Il ricorso ha portato alla decisione del giudice contabile di trasmettere gli atti alla Consulta per una questione di legittimità costituzionale dell’articolo della legge di ‘Bilancio di previsione dello Stato per l’anno finanziario 2023 e bilancio pluriennale per il triennio 2023-2025‘, con riferimento agli articoli 3, 23, 36 e 38 della Costituzione.

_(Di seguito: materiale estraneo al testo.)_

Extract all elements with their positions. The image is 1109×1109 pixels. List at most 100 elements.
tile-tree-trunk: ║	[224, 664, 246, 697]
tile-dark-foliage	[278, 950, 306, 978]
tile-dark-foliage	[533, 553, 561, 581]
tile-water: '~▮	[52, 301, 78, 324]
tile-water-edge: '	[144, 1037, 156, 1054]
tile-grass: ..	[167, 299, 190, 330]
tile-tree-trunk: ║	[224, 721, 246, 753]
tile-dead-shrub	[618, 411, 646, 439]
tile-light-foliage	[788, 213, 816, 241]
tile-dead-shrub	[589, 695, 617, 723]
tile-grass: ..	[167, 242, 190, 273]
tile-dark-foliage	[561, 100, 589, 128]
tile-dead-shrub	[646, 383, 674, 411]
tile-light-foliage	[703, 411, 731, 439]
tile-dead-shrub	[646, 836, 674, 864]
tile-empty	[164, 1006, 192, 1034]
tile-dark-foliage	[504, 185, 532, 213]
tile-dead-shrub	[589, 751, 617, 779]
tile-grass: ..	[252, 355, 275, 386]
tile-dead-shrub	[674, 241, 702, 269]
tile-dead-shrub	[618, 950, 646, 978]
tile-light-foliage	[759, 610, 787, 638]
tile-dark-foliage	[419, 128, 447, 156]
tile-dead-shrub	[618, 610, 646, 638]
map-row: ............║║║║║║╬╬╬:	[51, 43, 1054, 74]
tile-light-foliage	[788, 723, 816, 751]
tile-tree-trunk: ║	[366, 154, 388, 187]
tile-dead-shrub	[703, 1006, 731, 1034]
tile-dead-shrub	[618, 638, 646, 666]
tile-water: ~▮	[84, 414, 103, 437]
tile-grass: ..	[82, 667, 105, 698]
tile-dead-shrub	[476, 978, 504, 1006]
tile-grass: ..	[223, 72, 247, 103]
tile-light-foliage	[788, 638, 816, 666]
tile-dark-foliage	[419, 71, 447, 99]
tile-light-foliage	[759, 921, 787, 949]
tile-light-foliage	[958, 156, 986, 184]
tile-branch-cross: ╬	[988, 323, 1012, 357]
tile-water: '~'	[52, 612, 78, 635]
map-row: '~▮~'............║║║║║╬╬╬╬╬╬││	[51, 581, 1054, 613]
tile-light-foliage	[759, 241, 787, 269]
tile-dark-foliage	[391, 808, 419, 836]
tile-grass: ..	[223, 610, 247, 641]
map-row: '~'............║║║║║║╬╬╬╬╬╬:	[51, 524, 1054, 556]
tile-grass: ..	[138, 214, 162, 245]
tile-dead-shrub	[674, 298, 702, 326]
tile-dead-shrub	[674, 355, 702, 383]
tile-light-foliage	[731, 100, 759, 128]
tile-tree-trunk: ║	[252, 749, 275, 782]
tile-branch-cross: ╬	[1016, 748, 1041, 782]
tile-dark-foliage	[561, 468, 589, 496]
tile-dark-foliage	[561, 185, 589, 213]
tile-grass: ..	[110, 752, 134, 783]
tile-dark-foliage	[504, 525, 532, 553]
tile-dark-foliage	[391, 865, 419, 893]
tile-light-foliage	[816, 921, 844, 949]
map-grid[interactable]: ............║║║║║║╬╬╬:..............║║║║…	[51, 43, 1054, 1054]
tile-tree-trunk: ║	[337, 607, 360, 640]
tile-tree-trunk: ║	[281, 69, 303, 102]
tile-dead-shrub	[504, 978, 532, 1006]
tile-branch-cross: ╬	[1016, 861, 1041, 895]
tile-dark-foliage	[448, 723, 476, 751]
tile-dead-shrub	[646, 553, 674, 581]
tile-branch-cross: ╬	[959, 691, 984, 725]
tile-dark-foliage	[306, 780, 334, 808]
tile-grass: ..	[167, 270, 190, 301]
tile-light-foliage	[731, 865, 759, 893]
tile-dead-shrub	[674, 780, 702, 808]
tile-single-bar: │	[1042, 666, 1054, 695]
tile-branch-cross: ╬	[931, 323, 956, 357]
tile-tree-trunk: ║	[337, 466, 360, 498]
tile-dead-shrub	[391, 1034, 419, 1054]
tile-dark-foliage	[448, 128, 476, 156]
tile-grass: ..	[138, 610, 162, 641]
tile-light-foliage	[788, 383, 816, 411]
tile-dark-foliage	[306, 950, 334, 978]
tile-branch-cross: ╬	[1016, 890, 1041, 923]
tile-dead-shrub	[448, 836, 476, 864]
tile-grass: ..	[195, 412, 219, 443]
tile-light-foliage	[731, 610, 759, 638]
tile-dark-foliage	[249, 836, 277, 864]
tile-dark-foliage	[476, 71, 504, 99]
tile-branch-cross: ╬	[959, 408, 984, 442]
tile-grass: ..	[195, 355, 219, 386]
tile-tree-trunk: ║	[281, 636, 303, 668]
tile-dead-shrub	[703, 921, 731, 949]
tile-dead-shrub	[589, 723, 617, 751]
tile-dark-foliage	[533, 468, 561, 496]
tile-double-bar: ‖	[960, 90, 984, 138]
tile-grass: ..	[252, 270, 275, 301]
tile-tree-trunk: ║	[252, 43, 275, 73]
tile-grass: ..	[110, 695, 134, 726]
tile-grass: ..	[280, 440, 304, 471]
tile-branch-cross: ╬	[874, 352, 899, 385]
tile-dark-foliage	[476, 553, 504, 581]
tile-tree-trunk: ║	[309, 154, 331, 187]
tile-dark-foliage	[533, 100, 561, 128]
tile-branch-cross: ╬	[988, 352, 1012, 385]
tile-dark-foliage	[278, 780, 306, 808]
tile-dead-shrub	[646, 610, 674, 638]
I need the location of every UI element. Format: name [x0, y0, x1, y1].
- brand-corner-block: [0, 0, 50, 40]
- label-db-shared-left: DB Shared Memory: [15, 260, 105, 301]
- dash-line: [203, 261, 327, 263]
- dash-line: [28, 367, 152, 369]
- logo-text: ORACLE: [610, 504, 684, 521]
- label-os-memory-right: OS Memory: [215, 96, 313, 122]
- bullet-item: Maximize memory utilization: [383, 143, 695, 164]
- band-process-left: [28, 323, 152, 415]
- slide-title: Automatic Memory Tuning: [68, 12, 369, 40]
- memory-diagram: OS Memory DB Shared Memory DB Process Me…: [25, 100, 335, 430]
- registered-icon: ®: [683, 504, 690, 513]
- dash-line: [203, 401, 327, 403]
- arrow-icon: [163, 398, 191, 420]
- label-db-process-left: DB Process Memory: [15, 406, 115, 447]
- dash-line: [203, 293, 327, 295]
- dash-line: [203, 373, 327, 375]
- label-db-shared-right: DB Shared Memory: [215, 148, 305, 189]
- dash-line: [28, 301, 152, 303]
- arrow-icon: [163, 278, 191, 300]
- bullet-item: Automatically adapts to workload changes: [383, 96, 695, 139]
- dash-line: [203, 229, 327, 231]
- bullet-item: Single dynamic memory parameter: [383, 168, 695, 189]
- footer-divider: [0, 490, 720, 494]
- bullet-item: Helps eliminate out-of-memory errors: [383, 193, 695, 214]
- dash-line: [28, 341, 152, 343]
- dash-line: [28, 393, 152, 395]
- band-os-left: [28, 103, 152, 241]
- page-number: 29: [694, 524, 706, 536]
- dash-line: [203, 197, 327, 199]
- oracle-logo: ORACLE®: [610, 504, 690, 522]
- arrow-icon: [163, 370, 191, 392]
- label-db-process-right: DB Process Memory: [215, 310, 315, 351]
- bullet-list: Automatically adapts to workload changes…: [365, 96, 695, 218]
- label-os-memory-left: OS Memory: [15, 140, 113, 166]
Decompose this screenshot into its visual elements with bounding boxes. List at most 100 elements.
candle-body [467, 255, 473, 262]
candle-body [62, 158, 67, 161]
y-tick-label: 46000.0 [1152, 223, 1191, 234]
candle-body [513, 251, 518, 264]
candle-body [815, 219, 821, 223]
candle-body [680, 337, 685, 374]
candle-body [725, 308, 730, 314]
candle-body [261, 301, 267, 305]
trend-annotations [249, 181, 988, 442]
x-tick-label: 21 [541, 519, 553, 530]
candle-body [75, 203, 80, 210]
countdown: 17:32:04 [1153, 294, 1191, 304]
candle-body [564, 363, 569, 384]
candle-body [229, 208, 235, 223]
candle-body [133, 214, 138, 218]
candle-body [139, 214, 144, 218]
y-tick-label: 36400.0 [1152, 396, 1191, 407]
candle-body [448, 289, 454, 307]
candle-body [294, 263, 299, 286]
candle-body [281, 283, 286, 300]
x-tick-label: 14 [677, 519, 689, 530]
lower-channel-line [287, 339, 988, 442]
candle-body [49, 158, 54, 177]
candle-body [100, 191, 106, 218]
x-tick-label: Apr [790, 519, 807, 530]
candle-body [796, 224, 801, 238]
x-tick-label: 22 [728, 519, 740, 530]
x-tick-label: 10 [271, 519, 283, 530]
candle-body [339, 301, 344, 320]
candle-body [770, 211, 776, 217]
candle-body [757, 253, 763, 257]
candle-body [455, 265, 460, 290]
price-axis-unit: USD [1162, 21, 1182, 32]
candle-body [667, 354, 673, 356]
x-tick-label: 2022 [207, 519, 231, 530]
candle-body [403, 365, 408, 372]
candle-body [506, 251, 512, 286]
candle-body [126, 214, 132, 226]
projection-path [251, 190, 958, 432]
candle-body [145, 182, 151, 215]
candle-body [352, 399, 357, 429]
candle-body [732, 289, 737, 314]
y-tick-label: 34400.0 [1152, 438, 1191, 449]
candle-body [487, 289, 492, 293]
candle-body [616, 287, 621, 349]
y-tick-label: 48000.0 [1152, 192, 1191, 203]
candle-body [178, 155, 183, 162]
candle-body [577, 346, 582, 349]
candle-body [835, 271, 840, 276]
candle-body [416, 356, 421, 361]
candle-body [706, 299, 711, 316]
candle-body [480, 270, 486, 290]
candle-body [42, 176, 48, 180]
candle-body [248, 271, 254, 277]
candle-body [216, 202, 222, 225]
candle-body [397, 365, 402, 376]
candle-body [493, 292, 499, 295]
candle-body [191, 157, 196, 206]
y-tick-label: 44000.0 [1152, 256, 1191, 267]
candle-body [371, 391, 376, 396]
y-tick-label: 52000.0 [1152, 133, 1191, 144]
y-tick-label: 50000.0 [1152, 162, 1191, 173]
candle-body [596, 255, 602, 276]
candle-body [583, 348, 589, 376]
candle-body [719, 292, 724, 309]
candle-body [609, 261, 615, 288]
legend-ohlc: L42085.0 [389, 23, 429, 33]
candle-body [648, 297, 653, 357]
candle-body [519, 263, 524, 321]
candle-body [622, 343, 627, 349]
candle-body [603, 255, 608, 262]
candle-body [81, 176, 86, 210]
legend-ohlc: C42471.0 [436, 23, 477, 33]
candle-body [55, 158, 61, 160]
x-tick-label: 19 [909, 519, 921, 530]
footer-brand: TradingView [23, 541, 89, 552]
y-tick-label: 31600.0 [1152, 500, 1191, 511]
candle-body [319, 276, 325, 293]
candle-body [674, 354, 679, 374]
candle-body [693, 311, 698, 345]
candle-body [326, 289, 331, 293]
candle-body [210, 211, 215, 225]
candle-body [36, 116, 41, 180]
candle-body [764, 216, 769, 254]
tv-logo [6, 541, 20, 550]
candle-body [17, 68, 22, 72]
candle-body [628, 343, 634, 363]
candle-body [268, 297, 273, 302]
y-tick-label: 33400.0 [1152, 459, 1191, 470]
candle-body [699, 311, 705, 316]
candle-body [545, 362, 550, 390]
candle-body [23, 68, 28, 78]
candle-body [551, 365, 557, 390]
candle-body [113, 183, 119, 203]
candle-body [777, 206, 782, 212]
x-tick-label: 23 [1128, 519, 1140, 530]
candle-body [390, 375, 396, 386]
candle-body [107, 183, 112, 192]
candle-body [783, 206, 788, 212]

Corte Costituzionale vaglia la rivalutazione delle pensioni

Il ricorso del pensionato toscano è solo uno dei tanti, piovuti in tutta Italia davanti alla Corte dei Conti e ai tribunali. Nelle prossime settimane e mesi altri potrebbero essere accolti e girati alla Consulta. Alla base delle richieste dei pensionati c’è l’obiettivo di recuperare il taglio che danneggia le pensioni in modo permanente e di avere per intero l’indicizzazione sugli assegni per gli anni 2022, 2023, 2024.

Quali prospettive di successo ha il ricorso? Come detto sopra, già in passato altre sentenze della Consulta avevano fermato la mancata rivalutazione perché applicata a tutti i pensionati o per troppi anni.

In questo caso la Corte dei Conti adduce interessanti motivazioni e osserva che intanto il quadro storico è diverso, perché il taglio del Governo è “al di fuori di crisi finanziarie“, è inserito in una manovra “fortemente espansiva e fatta in deficit” e in anni di “sospensione del Patto di stabilità Ue“. Non sussiste dunque il dato dell’emergenza.

L’ordinanza cita a questo proposito passaggi dell’analisi della Corte dei Conti sulla prima manovra del Governo Meloni e anche l’audizione dell’Ufficio Parlamentare di Bilancio, concludendo che le risorse tagliate alle pensioni sono state usate “per coprire i costi di nuovi interventi minori“.

Entrando poi nel merito della possibile incostituzionalità del taglio in relazione gli articoli 36 e 38 della Costituzione, afferma la Corte dei Conti che la pensione è retribuzione differita, e non è una prestazione assistenziale, né ha carattere fiscale. Al pari dello stipendio di un lavoratore, deve essere “proporzionata alla quantità e qualità del suo lavoro” e “adeguata non solo al momento del collocamento in quiescenza, ma anche dopo, in relazione ai mutamenti del potere d’acquisto“.

Secondo la Corte i tagli alle pensioniledono la dignità” dei pensionati, perché vanno al di là dei principi costituzionali della “ragionevolezza” e della “temporaneità” della misura e vanno avanti da 20 anni e con sistemi di calcolo “non proporzionali”, dunque iniqui.

In più, il tipo di intervento previsto dalle ultime Leggi di Bilancio, con la rivalutazione per fasce, anziché per scaglioni come avviene per l’Irpef, costituisce una perdita secca e permanente, applicata all’intero importo di pensione.

Per la Corte, tutte le pensioni sono frutto del lavoro. Penalizzarle da un certo importo in su significa “disincentivare il lavoro regolare, favorire il nero“, ed anche mandare un messaggio ai giovani sbagliato: non vale la pena studiare e aspirare a lavori ben retribuiti, anche dirigenziali, se poi la pensione sarà tagliata. In sostanza, “la pensione più alta della media non risulta considerata dal legislatore come il meritato riconoscimento per il maggiore impegno e capacità dimostrati durante la vita economicamente attiva, ma alla stregua di un mero privilegio, sacrificabile anche in un’asserita ottica dell’equità intergenerazionale“.

Tenendo conto che il Governo si appresta a predisporre la Manovra finanziaria per il prossimo anno e che le prime indiscrezioni parlavano di una reiterazione dei tagli alla rivalutazione delle pensioni, il ricorso alla Consulta potrebbe agire un pò da freno alle intenzioni del Governo. Se poi la Consulta certificasse l’incostituzionalità, il Governo trovare si troverebbe a che fare con il reperimento di risorse per 37 miliardi, tanto varrebbe infatti il monte dei rimborsi da fare ai pensionati.